• N&PD Moderators: Skorpio

Design, Synthesis, and Binding Affinity of Novel N-Naphthyl-Substituted Phenethylamines as 5-HT2AR Agonists

How can they predict its non hallucinogenic is my question..
They seem to be associating high β-arrestin bias at 5-HT2a of these N-Naphthyl phenethylamines as evidence that they are non-hallucinogenic. It does seem to be the case that some manner of Gq recruitment during 2a signaling is necessary for classical psychedelic effects, so it wouldn't surprise me if they were indeed non-psychedelic (see this paper for a deeper exploration of biased signaling at 2a). As to their utility, that it is a debate for another day. I'm not particularly convinced of any clinical utility for exclusive-plasticity promoting compounds to be honest.

It is a conference abstract, thus the 'paper' is so short. I assume some sort of complete paper will be published in the future, N-naphthyl substituted phenethylamines seem like they would be a pretty fascinating group of compounds.
 
I'm not particularly convinced of any clinical utility for exclusive-plasticity promoting compounds to be honest.
Me either, we can discuss it another time maybe in a couple years after these things have been trialled in healthy adults????

Thanks for the response, I'm not a pharmacologist and I don't know as much about beta arrestin as I could or should. I've always read about it in context of tolerance. I'll try and read up a bit on it and how it affects receptor groups.
 
Here's only one example of a substance of that kind. Leaving a large window open to make a variety of N-Naphthylated substances. https://en.wikipedia.org/wiki/2C-G-N
The paper is referring to N-naphthylated phenethylamines (as in a naphthyl substituent on the phenethylamine nitrogen), not naphthyl-ethanamines like the few in the 2c-g series. These compounds have not been synthesized before to my knowledge, and if their supposed high β-arrestin bias is true, they are unlikely to be psychedelic in any meaningful sense.
 
Take a look. Entire 2C-G series was based and named off shulgins discovery of Ganesha and related compounds. It has substitutions (always carbon as far as i can tell) off both the 4 and the 3 positions. I didnt draw them all.

Pretty sure he named it Ganesha because Ganesha the hindu god has many arms.

He prolly shoukda called Ganesha 3C-G but Ganesha def cooler sounding.

 
Also the numbered 2C-gs, the number is referring to the number of extea carbons in the ring system(s) drawn in black balls.
Woulda struggled to draw 2C-G-5 before illustrating tbh.

 
Affinity ≠ effaciacy.
That much I do know.

Affinity i see as how much the molecule wants to dock in the receptor.
Efficacy i see as the how much ability the molecules has to actually cause a response.

Is that basically true in laymens terms?
 
Superagonist<-agonist<-partial agonist<-silent agonist->inverse agonist->antagonist.

Now, what defines a supeagonist is simple, but not so clear with patrial agonist as some make bind in two or more conformations making them mixed agonists. Same with inverse agonist, it just demonstrates more antagonism than agonism.

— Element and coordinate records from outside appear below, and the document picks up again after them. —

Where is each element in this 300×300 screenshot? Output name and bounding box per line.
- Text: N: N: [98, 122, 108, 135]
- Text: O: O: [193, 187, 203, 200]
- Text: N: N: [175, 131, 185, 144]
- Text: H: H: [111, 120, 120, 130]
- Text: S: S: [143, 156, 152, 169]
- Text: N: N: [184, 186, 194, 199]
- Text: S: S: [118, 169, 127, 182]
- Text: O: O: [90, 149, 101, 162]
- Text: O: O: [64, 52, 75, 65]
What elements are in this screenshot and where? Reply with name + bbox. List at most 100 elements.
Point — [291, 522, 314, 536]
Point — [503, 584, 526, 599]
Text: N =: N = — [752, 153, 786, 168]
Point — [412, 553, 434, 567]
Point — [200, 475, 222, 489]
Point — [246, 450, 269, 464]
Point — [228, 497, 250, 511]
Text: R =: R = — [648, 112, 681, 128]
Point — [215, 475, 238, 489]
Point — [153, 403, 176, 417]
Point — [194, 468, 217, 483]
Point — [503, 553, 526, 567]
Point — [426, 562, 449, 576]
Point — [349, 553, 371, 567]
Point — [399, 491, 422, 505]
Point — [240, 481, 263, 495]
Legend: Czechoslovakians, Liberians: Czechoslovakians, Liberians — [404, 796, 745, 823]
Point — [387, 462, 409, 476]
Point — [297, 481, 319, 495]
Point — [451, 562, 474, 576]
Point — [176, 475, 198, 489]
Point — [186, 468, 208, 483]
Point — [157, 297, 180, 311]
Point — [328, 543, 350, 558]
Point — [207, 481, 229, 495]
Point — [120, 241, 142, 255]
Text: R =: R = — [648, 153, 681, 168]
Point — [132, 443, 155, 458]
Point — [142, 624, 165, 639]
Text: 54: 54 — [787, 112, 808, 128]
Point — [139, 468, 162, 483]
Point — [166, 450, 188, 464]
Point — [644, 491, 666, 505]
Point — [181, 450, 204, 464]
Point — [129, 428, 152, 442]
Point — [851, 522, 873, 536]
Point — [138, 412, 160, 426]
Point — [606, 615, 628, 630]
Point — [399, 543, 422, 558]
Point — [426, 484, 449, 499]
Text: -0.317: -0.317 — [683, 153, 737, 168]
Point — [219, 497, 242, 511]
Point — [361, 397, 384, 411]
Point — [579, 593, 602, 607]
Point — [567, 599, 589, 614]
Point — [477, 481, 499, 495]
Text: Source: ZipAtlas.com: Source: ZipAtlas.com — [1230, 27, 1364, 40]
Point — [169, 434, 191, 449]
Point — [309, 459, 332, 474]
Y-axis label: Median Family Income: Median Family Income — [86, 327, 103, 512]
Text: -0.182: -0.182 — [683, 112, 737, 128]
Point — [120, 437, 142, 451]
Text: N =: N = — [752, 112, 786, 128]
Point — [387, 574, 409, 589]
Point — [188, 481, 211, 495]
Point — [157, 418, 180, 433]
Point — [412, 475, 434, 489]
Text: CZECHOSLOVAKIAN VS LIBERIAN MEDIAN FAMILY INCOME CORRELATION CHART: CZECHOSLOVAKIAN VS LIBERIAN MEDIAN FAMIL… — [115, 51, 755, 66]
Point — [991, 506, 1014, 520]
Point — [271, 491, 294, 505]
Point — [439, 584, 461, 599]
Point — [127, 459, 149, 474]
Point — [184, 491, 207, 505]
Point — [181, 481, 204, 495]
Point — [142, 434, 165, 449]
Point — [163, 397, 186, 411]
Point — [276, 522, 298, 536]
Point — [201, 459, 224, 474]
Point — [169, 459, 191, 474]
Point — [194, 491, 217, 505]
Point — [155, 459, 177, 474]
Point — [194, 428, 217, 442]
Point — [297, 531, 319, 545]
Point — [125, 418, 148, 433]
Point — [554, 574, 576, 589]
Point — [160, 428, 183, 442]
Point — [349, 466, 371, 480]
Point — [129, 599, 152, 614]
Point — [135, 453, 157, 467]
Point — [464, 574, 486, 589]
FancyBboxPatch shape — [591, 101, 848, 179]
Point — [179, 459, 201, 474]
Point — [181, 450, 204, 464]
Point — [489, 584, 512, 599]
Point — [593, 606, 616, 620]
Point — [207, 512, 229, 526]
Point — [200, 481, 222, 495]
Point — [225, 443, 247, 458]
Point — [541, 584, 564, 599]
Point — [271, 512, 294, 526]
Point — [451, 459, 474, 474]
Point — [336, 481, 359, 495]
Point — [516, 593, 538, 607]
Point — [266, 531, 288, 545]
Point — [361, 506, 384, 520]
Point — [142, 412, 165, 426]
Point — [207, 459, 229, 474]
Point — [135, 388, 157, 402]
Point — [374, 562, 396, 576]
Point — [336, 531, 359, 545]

Always try to get the EC50 value of a ligand as this can be more illustrative but functional MRI and functional PET are the best tools we have to know where a ligand actually binds in such a complex system as the human body. Lopramide has a Ki of 3.15 nM ± 1.5 nM (similar to morphine) but doesn't cross the BBB well and an active transport removes it from the brain. So Ki can tell you only a little.

It's something to know, certainly, but you would be amazed at how much has to be inferred and how far out of one specific scallfold one may have to look to find a key moiety. That's why I asked about BDPC experiences - I wish to understand the docking and active conformations and a user report WOULD be of value to science. Not to me specifically, but because we cannot perform such tests legally - hence we are ignorance.